>I ran across two things this morning that started me thinking about choices that make us stretch as writers and how sometimes the best advice is found off the beaten track.
The first bit of inspiration for this post came from Lynn Raye Harris’ blog and her belief that she’d begun making better choices and was moving forward in her writing.
The second comes from buzz around the ‘net regarding CJ Lyons’ recently released Lifeline. Her “the call” story is amazing to the point of being almost unbelievable and hugely inspiring at the same time. In an interview by Margie Lawson, CJ was asked if she had any recommendations for those writers working toward eradicating “self-defeating behaviors.” CJ’s responded with this unusual bit of advice:
I think it’s vital to know why you write—if submitting to agents and editors and trying to get published is sucking all the joy out of something you once loved, then hey, stop submitting, stop trying to get published. Just because someone else says “writers must try to get published” you don’t need to buy into that.

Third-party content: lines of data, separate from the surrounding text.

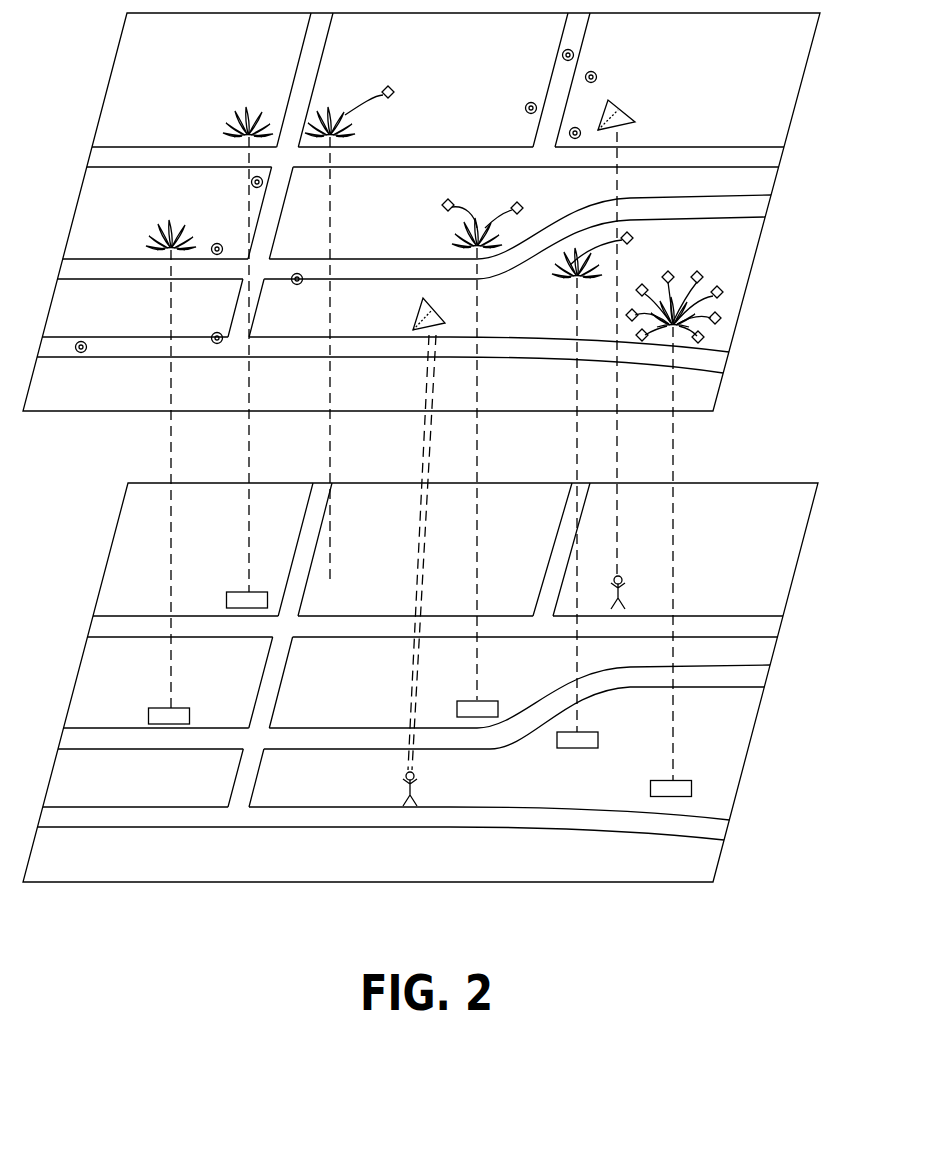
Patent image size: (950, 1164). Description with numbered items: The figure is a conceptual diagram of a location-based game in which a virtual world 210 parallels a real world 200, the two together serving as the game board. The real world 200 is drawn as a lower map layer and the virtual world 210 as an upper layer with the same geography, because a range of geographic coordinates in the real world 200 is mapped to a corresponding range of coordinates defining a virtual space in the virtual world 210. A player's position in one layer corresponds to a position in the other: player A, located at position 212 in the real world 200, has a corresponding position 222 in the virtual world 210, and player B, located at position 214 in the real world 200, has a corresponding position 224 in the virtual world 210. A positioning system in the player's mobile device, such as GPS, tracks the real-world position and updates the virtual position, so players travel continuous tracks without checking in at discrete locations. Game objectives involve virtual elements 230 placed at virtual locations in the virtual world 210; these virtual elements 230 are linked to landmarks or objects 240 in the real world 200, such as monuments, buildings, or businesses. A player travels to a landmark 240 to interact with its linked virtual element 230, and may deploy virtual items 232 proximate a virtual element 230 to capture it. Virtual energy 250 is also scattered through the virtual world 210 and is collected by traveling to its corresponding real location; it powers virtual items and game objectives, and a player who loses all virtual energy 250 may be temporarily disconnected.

The real world 200 is at (787, 590).
The virtual world 210 is at (788, 125).
The position of player A in the real world 212 is at (405, 775).
The position of player B in the real world 214 is at (622, 578).
The corresponding position of player A in the virtual world 222 is at (446, 323).
The corresponding position of player B in the virtual world 224 is at (633, 120).
The virtual elements 230 is at (248, 110).
The virtual items 232 is at (394, 88).
The real world landmarks or objects 240 is at (243, 592).
The virtual energy 250 is at (596, 75).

I love that! Maybe because I gave similar advice in an article I wrote about pitching, which essentially said if you’re not ready, don’t pitch just because everyone thinks you should.

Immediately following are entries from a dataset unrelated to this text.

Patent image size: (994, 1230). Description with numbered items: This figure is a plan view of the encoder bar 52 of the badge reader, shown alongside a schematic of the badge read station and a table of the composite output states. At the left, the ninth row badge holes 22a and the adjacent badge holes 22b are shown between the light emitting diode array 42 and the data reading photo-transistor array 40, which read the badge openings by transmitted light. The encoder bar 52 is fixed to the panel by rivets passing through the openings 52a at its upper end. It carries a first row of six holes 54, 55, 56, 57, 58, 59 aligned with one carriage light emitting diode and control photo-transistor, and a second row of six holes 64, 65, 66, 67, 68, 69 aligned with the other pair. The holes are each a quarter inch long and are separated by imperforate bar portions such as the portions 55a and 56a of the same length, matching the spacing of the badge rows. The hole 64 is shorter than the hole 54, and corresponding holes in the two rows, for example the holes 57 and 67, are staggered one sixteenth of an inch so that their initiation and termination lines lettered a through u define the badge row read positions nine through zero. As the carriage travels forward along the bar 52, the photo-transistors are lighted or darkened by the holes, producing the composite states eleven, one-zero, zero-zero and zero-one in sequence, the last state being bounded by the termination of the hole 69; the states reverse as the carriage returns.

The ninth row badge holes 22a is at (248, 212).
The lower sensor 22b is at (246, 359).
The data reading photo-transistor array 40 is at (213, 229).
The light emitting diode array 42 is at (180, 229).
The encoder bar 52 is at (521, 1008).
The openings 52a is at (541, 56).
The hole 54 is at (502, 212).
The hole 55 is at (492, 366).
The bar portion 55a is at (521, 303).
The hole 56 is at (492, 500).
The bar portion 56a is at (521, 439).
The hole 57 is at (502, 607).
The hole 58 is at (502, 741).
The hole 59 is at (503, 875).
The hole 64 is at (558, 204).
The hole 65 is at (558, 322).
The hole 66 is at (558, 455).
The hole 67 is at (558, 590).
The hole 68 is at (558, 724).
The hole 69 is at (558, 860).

CJ’s advice, IMO, is spot-on. I’m in the process of writing up my 2007 taxes summary page for my accountant, and there’s a noticable absence of submissions and contests compared to other years. Why? Because I realized I was submitting stuff that wasn’t quite there yet and I needed to hone my skills. Instead of contests and queries, I took classes and re-read material from craft books and previous classes. I also studied the line I’m targeting, extensively, and concentrated on developing story lines and twists that were more imaginative.
I see a big difference in my writing as a result. I’m able to spot cliche’s more readily and avoid them. I don’t take my first idea and treat it like gold anymore, nor the second or third. I’m more open to others seeing problems in my writing I’m too close to see and appreciate that I have a chance to fix those things before an editor sees them. Like Lynn, I feel like I make better choices in my writing and concerning my career. At times I feel like I’m standing still and at others, moving forward at breakneck speed.
What about you? Have you ever looked at your writing and felt you needed to just ‘drop out’ of the publishing race and practice? Or maybe a piece of advice really resonated with you and changed your writing life. Share it with me, won’t you?